Les formalités relatives à l’immatriculation de l’entreprise à réaliser tout seul

 

  • Une formalité de publication à réaliser tout seul avant l’immatriculation

Avant de concrètement procéder à l’immatriculation de la société auprès du RCS, il faut d’abord que les associés fondateurs publient un avis de constitution dans un support habilité à publier ce genre de contenu (JAL ou journal d’annonces légales).

Cette formalité a pour principal but de notifier tous les tiers à la société que cette dernière est en cours de création et qu’elle sera opérationnelle d’ici peu. Précisons que le JAL concerné doit être celui qui couvre le département de domiciliation de l’entreprise en question.

Cette annonce peut être rédigée par les associés eux-mêmes. Il faudra cependant qu’ils respectent minutieusement toutes les mentions obligatoires de ce type d’avis de constitution.

Pour la finalisation de cette étape, le représentant légal de l’entreprise devra transmettre l’annonce au JAL afin que ce dernier puisse procéder à sa publication.
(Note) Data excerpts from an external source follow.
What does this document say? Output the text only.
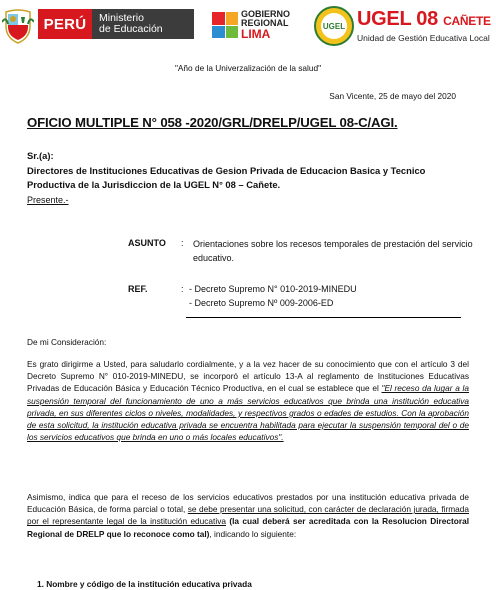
PERÚ	Ministerio
de Educación
GOBIERNO
REGIONAL
LIMA
UGEL UGEL 08 CAÑETE
Unidad de Gestión Educativa Local

"Año de la Univerzalización de la salud"

San Vicente, 25 de mayo del 2020

OFICIO MULTIPLE N° 058 -2020/GRL/DRELP/UGEL 08-C/AGI.

Sr.(a):

Directores de Instituciones Educativas de Gesion Privada de Educacion Basica y Tecnico Productiva de la Jurisdiccion de la UGEL N° 08 – Cañete.

Presente.-

ASUNTO : Orientaciones sobre los recesos temporales de prestación del servicio educativo.

REF.	: - Decreto Supremo N° 010-2019-MINEDU

- Decreto Supremo Nº 009-2006-ED

De mi Consideración:

Es grato dirigirme a Usted, para saludarlo cordialmente, y a la vez hacer de su conocimiento que con el artículo 3 del Decreto Supremo N° 010-2019-MINEDU, se incorporó el artículo 13-A al reglamento de Instituciones Educativas Privadas de Educación Básica y Educación Técnico Productiva, en el cual se establece que el "El receso da lugar a la suspensión temporal del funcionamiento de uno a más servicios educativos que brinda una institución educativa privada, en sus diferentes ciclos o niveles, modalidades, y respectivos grados o edades de estudios. Con la aprobación de esta solicitud, la institución educativa privada se encuentra habilitada para ejecutar la suspensión temporal del o de los servicios educativos que brinda en uno o más locales educativos".

Asimismo, indica que para el receso de los servicios educativos prestados por una institución educativa privada de Educación Básica, de forma parcial o total, se debe presentar una solicitud, con carácter de declaración jurada, firmada por el representante legal de la institución educativa (la cual deberá ser acreditada con la Resolucion Directoral Regional de DRELP que lo reconoce como tal), indicando lo siguiente:

1. Nombre y código de la institución educativa privada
Cela étant fait, une attestation de parution sera délivrée par cedit JAL à l’intention de la société, après que tous les frais de publication ont été payés.

 

  • L’immatriculation proprement dite de l’entreprise sans assistance extérieure

Pour qu’une entreprise puisse posséder un numéro d’immatriculation auprès du RCS, il faut que son représentant légal en fasse une demande en procédant au dépôt d’un dossier unique au niveau du CFE ou du centre de formalités des entreprises (ce dépôt peut directement être réalisé auprès du greffe du tribunal de commerce).

Le dépôt peut s’effectuer soit par un déplacement auprès de l’une de ces instances, soit par envoi postal. Notons cependant qu’à compter du 1er janvier 2023, la demande d’immatriculation devra obligatoirement s’effectuer en ligne sur le guichet unique, en remplissant un formulaire de déclaration de constitution. Ce formulaire doit avant tout être signé et daté par le représentant légal de l’entreprise.

Nous allons lister ci-dessous tous les documents obligatoires qui doivent constituer le dossier unique d’immatriculation d’une entreprise :

  • Le formulaire de déclaration de constitution d’une entreprise (le nom varie en fonction du statut juridique de l’entreprise à créer) ;

  • Les statuts signés par les associés fondateurs (un exemplaire suffira) ;

  • La déclaration des bénéficiaires effectifs de l’entreprise signée par le représentant légal (listant les personnes ayant le contrôle effectif de l’entreprise) ;

  • Les attestations nécessaires (les attestations de parution, de dépôt de fonds et de domiciliation) ;

  • La pièce d’identité du dirigeant de l’entreprise (un extrait K-bis si la gérance est assurée par une personne morale) ;

  • Diverses déclarations (une déclaration sur l’honneur de non-condamnation ainsi qu’une déclaration de filiation du gérant) ;

  • Un chèque pour le règlement de l’ensemble des frais de greffe pour l’immatriculation de l’entreprise.

Enfin, il se peut que d’autres pièces justificatives fassent leur apparition dans le dossier relatif à la demande d’immatriculation de l’entreprise. Par exemple, il faudra fournir un agrément ou une autorisation d’exercer si l’activité exploitée est une activité règlementée.